Police officers in northern Scotland have been accused of vandalising a Bronze Age site through ignorance after they removed bones and textiles from the 4,000-year-old burial chamber, apparently because they thought they were investigating a crime scene.

The burial chamber, or cist, was discovered intact, in a field near Oykel Bridge in Sutherland. The area is rich in Bronze Age remains, but this find was of huge importance to archaeologists. Unlike the vast chambered cairns of the earlier Neolithic period, burials from the metal-working people of the Bronze Age are modest affairs with artefacts such as pottery most commonly found.

Inside the cist was a skeleton in the foetal position, an unusual “crouched burial”, and - rarer still - the chamber contained well-preserved items made of woven materials.

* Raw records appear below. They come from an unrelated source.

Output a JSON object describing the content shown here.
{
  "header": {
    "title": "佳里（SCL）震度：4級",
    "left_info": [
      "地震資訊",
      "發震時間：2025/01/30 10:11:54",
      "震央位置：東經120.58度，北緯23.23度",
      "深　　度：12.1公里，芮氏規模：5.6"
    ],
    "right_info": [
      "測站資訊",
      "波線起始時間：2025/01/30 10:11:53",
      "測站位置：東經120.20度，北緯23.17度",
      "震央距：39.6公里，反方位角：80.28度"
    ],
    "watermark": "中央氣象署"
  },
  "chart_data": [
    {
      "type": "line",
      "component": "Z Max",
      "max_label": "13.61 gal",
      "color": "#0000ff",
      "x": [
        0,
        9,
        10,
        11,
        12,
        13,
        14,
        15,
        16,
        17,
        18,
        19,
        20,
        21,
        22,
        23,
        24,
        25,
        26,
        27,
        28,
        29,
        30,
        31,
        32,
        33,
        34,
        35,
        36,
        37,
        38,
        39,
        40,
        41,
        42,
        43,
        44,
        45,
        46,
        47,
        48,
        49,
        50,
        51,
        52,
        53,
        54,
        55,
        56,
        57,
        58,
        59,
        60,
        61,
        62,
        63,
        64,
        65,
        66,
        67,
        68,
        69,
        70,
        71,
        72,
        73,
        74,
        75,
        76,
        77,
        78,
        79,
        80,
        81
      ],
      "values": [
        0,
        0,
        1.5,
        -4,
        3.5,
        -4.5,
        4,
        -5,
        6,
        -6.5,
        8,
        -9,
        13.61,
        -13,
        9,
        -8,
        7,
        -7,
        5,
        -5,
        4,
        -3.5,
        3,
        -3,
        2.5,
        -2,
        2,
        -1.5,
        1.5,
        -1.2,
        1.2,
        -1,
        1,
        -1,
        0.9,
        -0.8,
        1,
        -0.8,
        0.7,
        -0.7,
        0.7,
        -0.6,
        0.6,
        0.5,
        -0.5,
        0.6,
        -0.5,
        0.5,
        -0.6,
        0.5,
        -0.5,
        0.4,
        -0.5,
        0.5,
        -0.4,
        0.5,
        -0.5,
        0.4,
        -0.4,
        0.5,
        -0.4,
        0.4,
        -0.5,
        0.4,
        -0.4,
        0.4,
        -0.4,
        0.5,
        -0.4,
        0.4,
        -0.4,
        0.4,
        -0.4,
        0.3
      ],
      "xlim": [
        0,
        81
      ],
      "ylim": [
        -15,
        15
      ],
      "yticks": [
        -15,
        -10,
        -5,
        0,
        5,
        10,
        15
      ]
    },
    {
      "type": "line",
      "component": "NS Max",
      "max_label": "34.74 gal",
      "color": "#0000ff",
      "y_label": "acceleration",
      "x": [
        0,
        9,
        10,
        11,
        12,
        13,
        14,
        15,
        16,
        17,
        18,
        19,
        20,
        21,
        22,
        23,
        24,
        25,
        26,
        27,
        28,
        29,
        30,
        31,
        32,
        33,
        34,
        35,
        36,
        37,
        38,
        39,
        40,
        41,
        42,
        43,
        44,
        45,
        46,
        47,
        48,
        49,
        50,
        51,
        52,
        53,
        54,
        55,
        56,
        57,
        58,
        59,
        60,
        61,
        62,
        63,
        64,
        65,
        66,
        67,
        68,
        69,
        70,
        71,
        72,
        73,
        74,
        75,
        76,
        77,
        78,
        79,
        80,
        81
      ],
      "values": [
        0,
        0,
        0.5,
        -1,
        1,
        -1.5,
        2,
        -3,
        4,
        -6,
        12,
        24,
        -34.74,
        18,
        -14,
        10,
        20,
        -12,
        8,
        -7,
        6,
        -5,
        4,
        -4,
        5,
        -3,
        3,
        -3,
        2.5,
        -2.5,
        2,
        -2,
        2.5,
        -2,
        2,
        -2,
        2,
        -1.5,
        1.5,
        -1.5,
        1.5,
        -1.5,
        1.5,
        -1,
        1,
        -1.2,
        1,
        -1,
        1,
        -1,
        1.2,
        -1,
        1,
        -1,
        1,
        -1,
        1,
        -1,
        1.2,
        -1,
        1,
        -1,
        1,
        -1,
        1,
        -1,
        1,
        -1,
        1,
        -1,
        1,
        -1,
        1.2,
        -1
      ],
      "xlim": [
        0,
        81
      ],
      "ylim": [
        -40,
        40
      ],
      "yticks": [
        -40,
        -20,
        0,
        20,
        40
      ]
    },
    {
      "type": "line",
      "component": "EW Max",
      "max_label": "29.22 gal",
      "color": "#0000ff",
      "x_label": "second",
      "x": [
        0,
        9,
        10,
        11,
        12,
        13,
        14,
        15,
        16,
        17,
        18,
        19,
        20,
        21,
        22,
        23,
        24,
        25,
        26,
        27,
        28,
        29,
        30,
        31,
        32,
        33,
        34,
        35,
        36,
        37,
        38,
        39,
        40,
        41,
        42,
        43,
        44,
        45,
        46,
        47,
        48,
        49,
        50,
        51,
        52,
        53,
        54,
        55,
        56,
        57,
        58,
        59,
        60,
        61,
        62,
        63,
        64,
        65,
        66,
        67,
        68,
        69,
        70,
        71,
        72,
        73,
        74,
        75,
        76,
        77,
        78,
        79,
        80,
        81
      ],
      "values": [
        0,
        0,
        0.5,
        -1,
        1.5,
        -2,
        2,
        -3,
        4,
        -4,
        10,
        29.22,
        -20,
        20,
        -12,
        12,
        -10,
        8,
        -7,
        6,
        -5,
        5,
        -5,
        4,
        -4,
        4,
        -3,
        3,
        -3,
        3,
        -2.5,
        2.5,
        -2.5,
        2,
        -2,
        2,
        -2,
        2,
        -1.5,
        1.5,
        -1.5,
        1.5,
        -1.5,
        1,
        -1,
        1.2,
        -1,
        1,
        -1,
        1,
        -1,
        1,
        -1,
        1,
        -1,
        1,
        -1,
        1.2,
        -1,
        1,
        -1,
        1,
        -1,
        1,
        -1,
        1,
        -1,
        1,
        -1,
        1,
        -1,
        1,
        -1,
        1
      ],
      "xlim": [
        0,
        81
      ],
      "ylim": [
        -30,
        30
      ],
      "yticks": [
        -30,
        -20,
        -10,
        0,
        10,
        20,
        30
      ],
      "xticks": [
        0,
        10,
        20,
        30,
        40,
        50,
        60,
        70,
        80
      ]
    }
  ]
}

Oblivious to the importance of the site - described as unique by one authority - police removed bones and other materials from the grave for forensic analysis, in actions which were described as “clumsy and “incompetent” by critics.

As soon as a mechanical digger pulled back a slab, he realised he was looking into a 4,000-year-old tomb. After punching the air in delight, he secured the site and covered it with a tarpaulin, before contacting National Museums of Scotland and Historic Scotland and, fatefully, notifying the police.

Historic Scotland defended the police actions, and said the force had “an obligation to investigate an unexplained death”, adding that the site was not a scheduled monument, and so was not subject to the heritage organisation's protection.